No stacked deck

By 
  • January 5, 2007

Just before Christmas, in one of those quiet moves governments make when everyone's attention is somewhere else, Health Minister Tony Clement announced the membership of the new board to run the Assisted Human Reproduction Canada agency. It has been a long time coming.

This agency was first recommended in 1993 by the Royal Commission on New Reproductive Technologies, which saw it as a regulatory body that would oversee fertility treatments in Canada. The government finally got around to passing legislation in 2004 to enshrine the idea in law. However, no one set up the agency until the Conservative government took over from Paul Martin's Liberals almost a year ago.

On Friday, Dec. 23, Clement announced the composition of the 10-member board. Immediately cries of alarm went up among the stem-cell research community, at least in the pages of the Globe and Mail. Their concern: that the board was dominated by pro-lifers who would make their lives difficult. The Globe, in a Dec. 29 editorial, took up the cause, lamenting the "stacked deck."

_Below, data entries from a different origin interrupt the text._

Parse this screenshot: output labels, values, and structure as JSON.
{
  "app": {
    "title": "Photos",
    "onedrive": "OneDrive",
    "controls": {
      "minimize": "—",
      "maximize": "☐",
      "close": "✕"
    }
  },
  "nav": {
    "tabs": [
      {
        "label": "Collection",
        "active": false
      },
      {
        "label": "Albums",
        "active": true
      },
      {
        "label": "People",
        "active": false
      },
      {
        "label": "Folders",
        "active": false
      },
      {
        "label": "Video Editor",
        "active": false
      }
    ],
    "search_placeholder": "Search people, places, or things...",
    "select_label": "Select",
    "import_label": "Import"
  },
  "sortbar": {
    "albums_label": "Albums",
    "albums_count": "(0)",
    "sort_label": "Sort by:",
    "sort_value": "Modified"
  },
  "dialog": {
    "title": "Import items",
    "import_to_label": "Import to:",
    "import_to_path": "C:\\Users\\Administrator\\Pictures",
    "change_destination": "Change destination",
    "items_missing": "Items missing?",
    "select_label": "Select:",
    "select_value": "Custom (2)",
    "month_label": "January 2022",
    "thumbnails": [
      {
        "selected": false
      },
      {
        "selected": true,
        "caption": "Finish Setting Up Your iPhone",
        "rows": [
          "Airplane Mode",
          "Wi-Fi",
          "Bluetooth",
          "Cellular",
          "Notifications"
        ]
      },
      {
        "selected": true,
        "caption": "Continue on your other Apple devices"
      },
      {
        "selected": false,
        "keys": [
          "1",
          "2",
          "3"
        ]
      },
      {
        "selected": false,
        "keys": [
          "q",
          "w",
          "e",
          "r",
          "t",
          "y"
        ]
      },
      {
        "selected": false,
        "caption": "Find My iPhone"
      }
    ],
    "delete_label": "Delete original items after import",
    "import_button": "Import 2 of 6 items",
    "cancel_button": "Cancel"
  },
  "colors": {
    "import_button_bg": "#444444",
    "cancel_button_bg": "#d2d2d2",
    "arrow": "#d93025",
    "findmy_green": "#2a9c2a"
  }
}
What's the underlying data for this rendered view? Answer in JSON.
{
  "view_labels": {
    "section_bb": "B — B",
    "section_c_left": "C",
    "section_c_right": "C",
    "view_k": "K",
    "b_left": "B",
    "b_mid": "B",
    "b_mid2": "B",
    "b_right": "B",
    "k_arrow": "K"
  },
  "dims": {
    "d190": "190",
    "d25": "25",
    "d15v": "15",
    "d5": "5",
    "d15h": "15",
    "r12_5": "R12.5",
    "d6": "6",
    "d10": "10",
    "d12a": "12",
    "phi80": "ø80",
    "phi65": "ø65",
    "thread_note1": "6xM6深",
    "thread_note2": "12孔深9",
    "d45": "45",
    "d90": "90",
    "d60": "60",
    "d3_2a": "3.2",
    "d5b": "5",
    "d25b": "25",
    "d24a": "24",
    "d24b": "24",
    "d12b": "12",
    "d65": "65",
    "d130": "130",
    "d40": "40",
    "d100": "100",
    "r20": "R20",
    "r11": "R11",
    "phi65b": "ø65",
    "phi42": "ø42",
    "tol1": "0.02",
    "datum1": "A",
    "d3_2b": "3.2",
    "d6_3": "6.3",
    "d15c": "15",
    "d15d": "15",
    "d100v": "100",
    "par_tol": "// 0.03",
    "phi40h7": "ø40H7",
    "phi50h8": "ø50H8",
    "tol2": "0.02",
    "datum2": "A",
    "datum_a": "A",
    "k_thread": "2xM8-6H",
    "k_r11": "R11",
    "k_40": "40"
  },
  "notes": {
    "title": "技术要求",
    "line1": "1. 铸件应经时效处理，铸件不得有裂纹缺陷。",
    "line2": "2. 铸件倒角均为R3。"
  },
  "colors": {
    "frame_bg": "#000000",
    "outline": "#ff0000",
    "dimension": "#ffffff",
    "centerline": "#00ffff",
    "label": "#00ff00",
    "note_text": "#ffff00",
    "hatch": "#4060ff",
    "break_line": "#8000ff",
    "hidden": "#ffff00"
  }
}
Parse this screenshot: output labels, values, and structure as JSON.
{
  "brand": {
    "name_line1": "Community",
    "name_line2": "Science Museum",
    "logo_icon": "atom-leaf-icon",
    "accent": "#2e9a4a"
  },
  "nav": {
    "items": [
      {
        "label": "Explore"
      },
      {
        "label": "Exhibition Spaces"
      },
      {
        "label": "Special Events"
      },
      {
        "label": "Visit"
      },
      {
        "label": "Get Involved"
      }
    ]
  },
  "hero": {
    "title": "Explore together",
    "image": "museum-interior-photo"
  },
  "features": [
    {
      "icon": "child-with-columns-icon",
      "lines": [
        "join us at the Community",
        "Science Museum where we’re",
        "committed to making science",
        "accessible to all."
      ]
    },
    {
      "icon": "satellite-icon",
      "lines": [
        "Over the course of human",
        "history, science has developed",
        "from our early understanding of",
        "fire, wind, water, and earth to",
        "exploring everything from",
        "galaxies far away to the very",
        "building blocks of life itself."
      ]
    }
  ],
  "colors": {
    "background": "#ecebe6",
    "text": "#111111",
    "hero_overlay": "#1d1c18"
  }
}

The evidence of such stacking is remarkably flimsy. Four of the 10 members have views that would be considered on the pro-life side of the spectrum: Suzanne Scorsone is research director for the Roman Catholic archdiocese of Toronto and wrote a dissenting report as a member of the royal commission; Joseph Ayoub is an oncologist at the University of Montreal who has spoken out against euthanasia; Francoise Baylis is a bioethicist at Dalhousie University in Halifax and has in the past called for a moratorium on the use of fresh embryos in stem-cell research, arguing that only frozen embryos should be used; and David Novak is a professor of Jewish studies at the University of Toronto who opposed abortion except in extreme circumstances such as when the life of the mother is threatened.

This group is, first of all, a minority on the board and, secondly, hardly radical or fanatical. There's no evidence that they would even agree on all the issues the new agency will have to deal with or be interested in forming a voting bloc to push through their own views.

While the views of the remaining six members on these issues haven't been publicized, no one suggests they are not qualified to be there. None of them is a stem-cell scientist, but they would appear to offer wide-ranging perspectives that should be part of any debate over how Canada oversees this vital area of life.

The act on new reproductive technologies is not just about whether embryos are used in stem-cell research (which is opposed by Catholic teaching and somewhat circumscribed by the Canadian law). It is about how to ensure Canada does not allow the exploitation of women and children in the development of new methods of fertility and how to ensure the science and practice are done ethically. To that end the government has made some wise choices.